I have a Craftsman now. Old enough to have been made by Simpson Tool. I will buy a Rigid when this one dies. Simpson makes it now, I think. I hear:smile: that it's quieter than the Craftsman. I have the muffler which does NOT help.


----------



## WarnerConstInc.

CT-22 but, thats out of your price range.


----------



## rrich

Years ago my Craftsman was almost dead. So I went to spend about $150 and get a "Good" shop vac.

I came home with two Rigid shop vacs. Horsepower? Capacity? It's not important as they are NOT intended to be a dust collection system. They work just fine and do their intended jobs. (One dedicated to the SCMS and the other general clean up.)

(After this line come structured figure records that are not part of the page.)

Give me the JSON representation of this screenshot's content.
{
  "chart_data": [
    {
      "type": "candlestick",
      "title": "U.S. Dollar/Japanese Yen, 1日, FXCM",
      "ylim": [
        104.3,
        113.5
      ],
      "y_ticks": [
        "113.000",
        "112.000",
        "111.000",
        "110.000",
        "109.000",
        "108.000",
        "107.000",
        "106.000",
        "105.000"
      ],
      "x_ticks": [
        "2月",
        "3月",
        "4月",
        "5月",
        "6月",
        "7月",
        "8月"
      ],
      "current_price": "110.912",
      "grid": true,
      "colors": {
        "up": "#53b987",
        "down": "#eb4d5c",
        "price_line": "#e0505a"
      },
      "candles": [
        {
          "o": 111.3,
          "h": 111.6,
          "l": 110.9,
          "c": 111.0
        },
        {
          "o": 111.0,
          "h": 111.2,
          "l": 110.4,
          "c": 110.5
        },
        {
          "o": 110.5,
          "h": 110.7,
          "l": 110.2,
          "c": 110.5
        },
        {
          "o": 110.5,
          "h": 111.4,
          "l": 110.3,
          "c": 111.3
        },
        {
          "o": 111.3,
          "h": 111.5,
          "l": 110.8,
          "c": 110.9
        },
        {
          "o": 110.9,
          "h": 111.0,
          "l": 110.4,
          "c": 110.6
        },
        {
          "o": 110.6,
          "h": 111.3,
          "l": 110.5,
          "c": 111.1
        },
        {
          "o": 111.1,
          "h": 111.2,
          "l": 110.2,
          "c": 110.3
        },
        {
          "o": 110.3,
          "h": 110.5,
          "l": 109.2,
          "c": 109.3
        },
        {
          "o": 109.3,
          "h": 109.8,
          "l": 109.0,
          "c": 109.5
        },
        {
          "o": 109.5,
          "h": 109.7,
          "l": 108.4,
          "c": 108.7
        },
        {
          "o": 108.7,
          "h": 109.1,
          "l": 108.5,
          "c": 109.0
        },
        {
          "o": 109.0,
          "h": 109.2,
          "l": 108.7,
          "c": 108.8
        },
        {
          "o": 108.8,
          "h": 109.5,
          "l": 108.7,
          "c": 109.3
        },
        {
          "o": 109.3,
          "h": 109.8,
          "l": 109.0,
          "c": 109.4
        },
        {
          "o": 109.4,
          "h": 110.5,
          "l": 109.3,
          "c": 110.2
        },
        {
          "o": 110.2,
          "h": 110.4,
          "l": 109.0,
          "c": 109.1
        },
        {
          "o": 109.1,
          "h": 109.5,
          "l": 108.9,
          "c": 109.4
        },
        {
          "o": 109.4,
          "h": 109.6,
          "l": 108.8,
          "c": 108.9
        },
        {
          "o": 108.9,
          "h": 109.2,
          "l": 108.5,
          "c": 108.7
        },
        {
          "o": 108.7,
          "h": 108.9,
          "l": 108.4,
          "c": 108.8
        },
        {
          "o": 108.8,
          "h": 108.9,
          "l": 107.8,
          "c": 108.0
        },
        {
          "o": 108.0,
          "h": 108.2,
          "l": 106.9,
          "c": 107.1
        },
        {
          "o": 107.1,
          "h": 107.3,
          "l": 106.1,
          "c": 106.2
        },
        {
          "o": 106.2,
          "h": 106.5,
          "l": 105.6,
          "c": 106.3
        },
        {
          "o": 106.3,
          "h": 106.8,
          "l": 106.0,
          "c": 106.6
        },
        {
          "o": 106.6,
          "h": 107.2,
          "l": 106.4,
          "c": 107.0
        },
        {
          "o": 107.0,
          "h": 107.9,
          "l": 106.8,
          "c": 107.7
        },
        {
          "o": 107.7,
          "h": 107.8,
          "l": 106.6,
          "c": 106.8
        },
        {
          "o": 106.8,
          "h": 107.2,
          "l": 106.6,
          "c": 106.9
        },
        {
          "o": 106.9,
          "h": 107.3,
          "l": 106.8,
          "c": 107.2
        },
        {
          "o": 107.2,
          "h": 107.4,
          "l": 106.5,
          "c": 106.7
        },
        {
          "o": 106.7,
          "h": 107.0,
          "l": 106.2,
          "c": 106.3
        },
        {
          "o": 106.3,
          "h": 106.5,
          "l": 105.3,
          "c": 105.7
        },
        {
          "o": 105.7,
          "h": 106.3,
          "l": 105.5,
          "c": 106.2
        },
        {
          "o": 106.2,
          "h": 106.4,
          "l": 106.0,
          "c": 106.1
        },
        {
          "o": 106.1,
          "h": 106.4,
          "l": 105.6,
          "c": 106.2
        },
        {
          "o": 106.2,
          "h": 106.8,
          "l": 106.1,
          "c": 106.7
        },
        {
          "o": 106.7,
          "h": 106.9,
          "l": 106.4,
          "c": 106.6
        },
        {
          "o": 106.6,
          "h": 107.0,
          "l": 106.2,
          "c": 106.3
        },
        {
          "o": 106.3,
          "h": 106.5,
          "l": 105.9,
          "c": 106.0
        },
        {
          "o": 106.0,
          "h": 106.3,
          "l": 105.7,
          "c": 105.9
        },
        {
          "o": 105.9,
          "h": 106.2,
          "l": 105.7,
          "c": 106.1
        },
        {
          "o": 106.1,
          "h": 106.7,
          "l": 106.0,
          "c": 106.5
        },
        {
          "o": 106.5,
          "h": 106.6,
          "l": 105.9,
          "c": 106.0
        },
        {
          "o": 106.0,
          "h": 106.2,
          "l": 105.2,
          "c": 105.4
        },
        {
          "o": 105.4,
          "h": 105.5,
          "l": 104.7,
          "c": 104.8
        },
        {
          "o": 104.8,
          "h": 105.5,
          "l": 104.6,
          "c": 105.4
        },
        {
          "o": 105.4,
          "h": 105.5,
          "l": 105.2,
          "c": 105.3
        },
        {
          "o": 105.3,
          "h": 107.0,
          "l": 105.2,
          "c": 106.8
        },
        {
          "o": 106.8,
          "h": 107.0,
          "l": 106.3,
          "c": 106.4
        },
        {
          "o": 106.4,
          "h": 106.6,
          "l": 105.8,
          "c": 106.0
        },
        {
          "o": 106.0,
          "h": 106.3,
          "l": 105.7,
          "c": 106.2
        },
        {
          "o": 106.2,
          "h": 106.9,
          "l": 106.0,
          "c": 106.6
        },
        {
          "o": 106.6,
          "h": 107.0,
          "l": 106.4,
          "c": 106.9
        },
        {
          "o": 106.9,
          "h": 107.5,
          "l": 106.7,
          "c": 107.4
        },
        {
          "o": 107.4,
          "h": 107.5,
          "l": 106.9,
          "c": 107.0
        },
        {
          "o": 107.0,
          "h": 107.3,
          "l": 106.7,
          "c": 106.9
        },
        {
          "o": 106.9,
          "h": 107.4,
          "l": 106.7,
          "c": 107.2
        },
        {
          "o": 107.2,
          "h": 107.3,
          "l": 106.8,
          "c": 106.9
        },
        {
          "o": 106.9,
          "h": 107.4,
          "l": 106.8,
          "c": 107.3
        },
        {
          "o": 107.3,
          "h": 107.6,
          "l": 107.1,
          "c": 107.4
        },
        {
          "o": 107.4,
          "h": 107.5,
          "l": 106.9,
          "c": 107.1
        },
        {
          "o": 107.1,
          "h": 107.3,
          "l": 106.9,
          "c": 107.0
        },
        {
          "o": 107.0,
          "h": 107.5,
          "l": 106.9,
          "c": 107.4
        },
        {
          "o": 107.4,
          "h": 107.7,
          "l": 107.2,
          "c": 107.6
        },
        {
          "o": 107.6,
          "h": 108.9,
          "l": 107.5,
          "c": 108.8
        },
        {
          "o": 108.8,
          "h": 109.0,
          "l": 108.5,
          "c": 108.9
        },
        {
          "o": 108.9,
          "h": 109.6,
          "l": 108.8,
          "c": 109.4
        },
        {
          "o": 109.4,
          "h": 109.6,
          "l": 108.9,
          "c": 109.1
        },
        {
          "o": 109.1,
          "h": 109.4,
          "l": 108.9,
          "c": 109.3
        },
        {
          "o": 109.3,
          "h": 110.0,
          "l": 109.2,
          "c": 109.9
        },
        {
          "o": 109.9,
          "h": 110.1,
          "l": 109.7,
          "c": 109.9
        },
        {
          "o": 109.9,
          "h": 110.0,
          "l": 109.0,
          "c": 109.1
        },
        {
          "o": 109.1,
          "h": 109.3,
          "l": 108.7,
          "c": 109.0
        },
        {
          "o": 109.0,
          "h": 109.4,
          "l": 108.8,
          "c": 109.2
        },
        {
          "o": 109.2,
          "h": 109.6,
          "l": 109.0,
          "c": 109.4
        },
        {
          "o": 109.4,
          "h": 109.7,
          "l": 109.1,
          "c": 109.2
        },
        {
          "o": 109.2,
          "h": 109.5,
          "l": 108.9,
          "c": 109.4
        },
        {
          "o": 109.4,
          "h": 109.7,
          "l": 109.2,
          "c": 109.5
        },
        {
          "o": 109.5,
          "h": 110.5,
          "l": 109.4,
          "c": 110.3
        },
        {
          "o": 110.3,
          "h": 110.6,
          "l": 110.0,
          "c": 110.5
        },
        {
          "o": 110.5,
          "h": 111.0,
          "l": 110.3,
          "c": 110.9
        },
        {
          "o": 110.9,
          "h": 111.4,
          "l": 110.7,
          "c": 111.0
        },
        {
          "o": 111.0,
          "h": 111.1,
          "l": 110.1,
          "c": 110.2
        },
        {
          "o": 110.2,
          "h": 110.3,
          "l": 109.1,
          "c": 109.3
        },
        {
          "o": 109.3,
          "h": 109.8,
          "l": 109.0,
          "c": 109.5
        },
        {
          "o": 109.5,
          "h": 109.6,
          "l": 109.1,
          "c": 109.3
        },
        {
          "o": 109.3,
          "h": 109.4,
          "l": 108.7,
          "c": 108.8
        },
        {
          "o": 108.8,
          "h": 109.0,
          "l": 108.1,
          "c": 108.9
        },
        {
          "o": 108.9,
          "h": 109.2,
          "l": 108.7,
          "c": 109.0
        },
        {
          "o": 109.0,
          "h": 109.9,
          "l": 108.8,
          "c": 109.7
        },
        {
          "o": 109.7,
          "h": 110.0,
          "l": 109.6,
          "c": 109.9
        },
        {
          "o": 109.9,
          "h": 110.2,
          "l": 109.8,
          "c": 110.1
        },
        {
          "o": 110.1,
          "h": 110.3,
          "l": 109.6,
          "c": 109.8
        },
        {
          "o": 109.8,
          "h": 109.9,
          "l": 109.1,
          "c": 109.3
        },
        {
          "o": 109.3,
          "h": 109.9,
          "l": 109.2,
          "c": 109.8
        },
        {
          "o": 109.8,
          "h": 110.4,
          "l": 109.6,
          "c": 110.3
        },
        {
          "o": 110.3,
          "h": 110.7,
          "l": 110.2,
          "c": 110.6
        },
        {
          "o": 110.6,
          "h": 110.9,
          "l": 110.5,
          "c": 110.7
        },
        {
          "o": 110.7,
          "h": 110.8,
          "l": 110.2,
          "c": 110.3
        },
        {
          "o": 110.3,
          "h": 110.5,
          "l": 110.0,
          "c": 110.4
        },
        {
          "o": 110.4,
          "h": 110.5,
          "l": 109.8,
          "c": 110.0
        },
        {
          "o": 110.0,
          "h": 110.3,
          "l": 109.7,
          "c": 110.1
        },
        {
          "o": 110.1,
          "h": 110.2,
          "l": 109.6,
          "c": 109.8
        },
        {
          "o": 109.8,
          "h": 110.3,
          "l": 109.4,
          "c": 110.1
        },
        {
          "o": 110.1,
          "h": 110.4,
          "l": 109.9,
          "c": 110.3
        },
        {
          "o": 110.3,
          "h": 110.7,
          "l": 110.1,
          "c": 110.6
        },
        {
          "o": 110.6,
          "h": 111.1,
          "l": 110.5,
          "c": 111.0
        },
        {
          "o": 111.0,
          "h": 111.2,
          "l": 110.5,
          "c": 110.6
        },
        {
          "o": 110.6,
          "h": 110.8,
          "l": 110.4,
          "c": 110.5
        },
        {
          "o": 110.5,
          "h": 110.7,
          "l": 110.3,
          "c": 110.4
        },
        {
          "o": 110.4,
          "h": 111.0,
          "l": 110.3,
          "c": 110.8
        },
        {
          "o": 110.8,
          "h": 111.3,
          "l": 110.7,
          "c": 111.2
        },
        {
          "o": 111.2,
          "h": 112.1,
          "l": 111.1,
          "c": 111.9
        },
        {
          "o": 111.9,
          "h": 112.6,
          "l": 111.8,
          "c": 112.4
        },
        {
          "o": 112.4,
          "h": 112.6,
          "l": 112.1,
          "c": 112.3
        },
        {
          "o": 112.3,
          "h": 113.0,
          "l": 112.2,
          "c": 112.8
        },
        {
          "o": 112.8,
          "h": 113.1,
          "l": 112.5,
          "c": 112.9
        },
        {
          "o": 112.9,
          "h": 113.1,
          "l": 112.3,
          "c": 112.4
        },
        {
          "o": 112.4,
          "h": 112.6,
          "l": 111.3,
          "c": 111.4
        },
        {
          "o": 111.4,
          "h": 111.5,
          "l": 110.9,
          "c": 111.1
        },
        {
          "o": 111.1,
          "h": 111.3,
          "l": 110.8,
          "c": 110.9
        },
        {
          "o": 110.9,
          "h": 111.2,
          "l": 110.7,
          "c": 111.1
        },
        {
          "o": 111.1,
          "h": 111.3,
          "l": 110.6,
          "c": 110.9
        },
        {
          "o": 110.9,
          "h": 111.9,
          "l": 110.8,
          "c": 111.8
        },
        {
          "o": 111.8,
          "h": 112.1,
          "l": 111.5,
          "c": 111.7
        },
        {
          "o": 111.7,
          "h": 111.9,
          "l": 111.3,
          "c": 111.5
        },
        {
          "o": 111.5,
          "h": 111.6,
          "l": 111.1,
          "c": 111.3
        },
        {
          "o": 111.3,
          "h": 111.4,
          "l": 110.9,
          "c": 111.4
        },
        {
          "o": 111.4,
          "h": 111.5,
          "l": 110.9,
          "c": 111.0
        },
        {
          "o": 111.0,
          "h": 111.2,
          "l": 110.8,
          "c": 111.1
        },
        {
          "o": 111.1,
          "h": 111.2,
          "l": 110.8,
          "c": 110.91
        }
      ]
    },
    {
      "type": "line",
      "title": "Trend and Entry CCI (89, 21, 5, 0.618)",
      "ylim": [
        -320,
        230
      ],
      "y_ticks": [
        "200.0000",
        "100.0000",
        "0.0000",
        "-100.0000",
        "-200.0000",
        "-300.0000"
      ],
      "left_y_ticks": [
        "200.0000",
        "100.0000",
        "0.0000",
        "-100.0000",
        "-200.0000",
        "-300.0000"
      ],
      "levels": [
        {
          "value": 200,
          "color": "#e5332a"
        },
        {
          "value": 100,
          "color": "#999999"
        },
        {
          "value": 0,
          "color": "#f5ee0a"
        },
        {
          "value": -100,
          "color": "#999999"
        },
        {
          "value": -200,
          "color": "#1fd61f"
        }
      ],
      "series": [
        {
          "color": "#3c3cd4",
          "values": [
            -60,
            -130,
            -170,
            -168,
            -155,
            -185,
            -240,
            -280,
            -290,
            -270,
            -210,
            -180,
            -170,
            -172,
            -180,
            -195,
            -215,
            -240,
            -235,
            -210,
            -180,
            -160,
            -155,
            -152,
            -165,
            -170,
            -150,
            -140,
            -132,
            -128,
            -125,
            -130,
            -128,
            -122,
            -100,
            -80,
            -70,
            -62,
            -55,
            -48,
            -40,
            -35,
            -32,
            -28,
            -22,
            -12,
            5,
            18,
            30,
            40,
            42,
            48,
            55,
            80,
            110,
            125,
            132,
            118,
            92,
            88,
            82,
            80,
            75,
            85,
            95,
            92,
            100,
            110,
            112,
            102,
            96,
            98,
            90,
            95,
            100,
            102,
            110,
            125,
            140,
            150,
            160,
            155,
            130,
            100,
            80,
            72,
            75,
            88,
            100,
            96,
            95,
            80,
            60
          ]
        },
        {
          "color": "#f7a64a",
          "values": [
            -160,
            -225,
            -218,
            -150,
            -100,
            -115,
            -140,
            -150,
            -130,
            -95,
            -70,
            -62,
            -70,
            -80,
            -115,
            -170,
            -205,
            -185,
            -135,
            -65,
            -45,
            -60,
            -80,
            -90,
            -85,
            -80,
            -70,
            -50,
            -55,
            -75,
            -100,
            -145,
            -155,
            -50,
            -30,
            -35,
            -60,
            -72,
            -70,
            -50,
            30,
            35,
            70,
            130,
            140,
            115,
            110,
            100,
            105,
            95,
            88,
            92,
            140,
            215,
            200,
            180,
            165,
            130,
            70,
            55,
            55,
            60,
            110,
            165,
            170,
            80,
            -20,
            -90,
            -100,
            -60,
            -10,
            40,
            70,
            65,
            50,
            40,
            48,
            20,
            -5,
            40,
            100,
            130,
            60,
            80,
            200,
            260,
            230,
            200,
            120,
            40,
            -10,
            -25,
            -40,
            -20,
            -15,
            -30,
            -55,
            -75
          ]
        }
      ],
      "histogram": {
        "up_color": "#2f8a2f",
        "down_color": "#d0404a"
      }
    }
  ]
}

One bit of advice. DO NOT, (repeat for emphasis) DO NOT get a model that you can take the motor off and use it as a leaf blower. What happens is that the motor never really seals perfectly and the unit is less than efficient. As the gasket ages, the seal between the tank and motor becomes even less effective. I finally took about a half a tube of painter caulk to make a permanent seal between the tank and motor. Works just fine now. BTW - I never used it as a leaf blower.


----------



## Northerner

rrich said:


> One bit of advice. DO NOT, (repeat for emphasis) DO NOT get a model that you can take the motor off and use it as a leaf blower. What happens is that the motor never really seals perfectly and the unit is less than efficient. As the gasket ages, the seal between the tank and motor becomes even less effective. I finally took about a half a tube of painter caulk to make a permanent seal between the tank and motor. Works just fine now. BTW - I never used it as a leaf blower.



i agree, that has to be the stupidest feature ever made. i have an air
hose for blowing dust and a leaf blower for blowing leafs.


----------